Thompson, who told The Sunday Gleaner that she will go fully professional next season, while maintaining her studies at UTech, laughed when asked: "We heard you were a bit of a troublemaker?"
"It depends on what you call trouble," she smiled.
Running with the big girls
She would not go into details about the conversation with Francis, but hinted that it came after a bit of mischief and less-than-ideal execution and application on her part, with a poor performance at a track meet, tipping coach Francis into his sermon, or warning - or whatever it was.
"He (Francis) spoke to me and I took what he said in consideration. I knew he was saying the right things. I knew that I needed to listen," said Thompson, who ran her last 200m of the season in Brussels on Friday, where she finished third in 22 behind World champion Dafne Schippers, 22.12, and Olympic champion Allyson Felix, 22.22.
"I went to a track meet and didn't do too well and he basically took me to the side and gave me a speech that really motivated me and changed my life," Thompson shared. "I can't say (exactly what he said), but he basically said that I was not in high school anymore and I needed to take things more seriously; that I needed to realise that I am running with the big girls now, so it pushed me to take it seriously."
That's exactly what she has done.
Thompson, hardly a blimp on the track and field radar in 2014, was flickering from her first few strides this season with her 11.10 run at the Intercollegiate Championships in March, raising a few eyebrows.
By the time May had ended, she was blazing hot with three sub-11 seconds clockings in the 100 metres and a 22.32 200-metre time to her name. She duly capped her meteoric rise with a silver medal in Beijing in a time of 21.66, which makes her not only the second fastest Jamaican ever, but also the fifth fastest ever to run a 200m.
Not to mention being the face of an islandwide campaign by one of the country's premier financial institutions. Not bad for a girl from Banana Ground in Manchester, who went through Christiana and then Manchester High before enrolling at UTech with very little fanfare.
"Honestly, I didn't expect this at all. When I ran at the Intercollegiate meets and opened with 11.10 earlier this year, I said to coach that I think I ran too fast, but he told me that I still had a lot in store so I shouldn't worry. I was nervous at first because I didn't know what to expect after running so fast so early, but I continued to focus on working hard," Thompson said.
"I wasn't known, but I kept working hard and focused on training and, I guess, now you can say that I am a superstar, and it's really something to motivate others. For instance, persons who doubt themselves, it's a motivation to them. People can look up to me as a person who moved up from being an unknown," Thompson added.
It's only the beginning for Jamaica's latest sprinting gem and as she gets accustomed to the rigours of top-level competition and the high expectations that follow, Thompson says she welcomes the thrill of her budding rivalry with Schippers, Felix and maybe even her own training partner and someone she holds in high regards, multiple World and Olympic champion, the reigning queen of sprinting, Shelly-Ann Fraser-Pryce.
"Next year, I expect great things as well. I have already experienced running with these ladies so I am more prepared.
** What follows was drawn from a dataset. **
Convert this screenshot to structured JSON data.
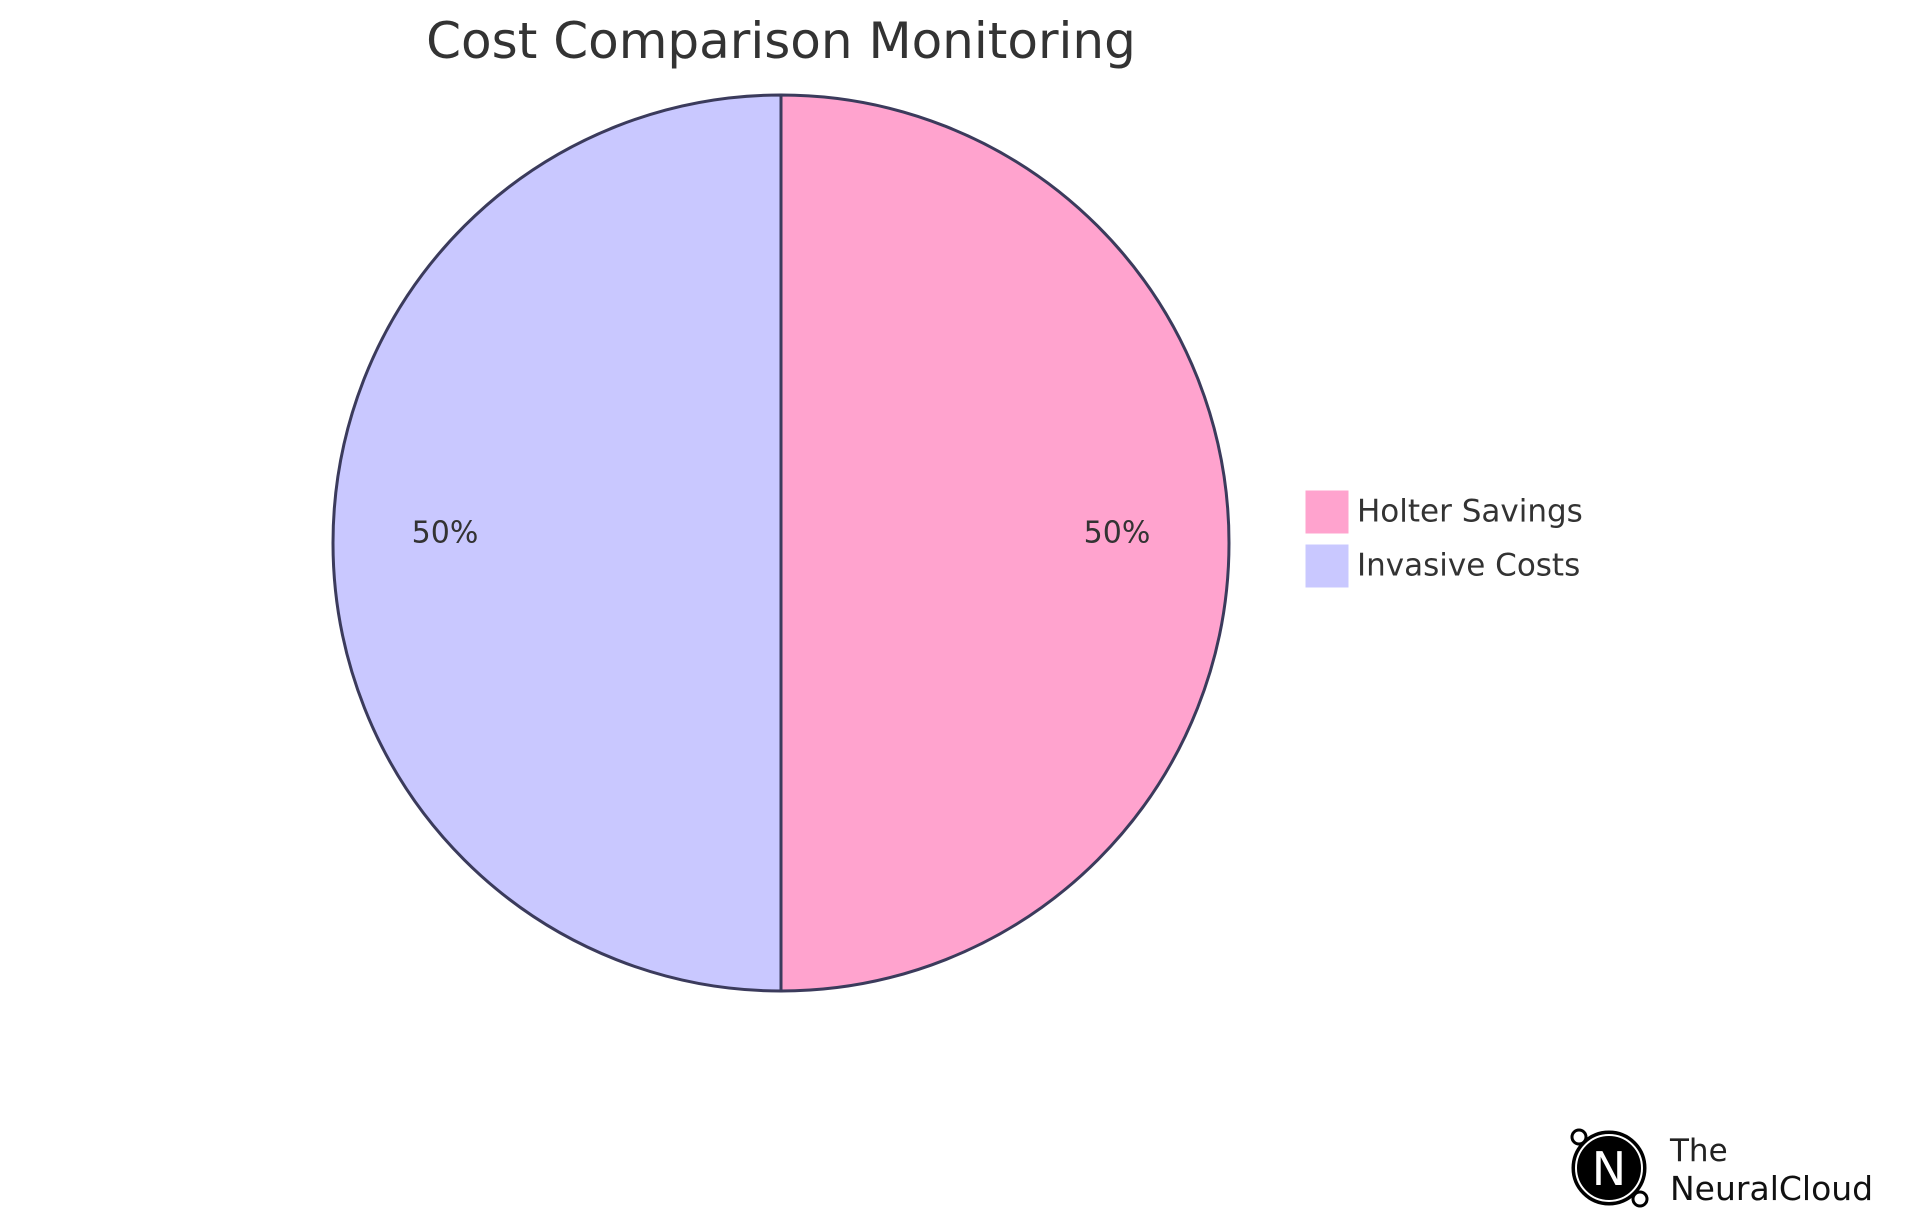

It will be a big year for me, and next year, it's just about preparing for them again," said Thompson. "Yes, I am looking forward to the rivalries. Now I am considered a top competitor and people are looking out for me at the meets, and that's exciting.
"To compete with these ladies certainly pushes and motivates me to work harder. It helps me to prepare and, as you know, next year will be the Olympics and, for me, it's good to get a feel of this type of competition now, so I can be better next year," she added.
She will close out the year with a 100m in Rieti, Italy, before returning home to classes and a two-week break from training.
"Yes, I only get two weeks rest and then I resume training, so there will be no vacation really," Thompson half-smiled.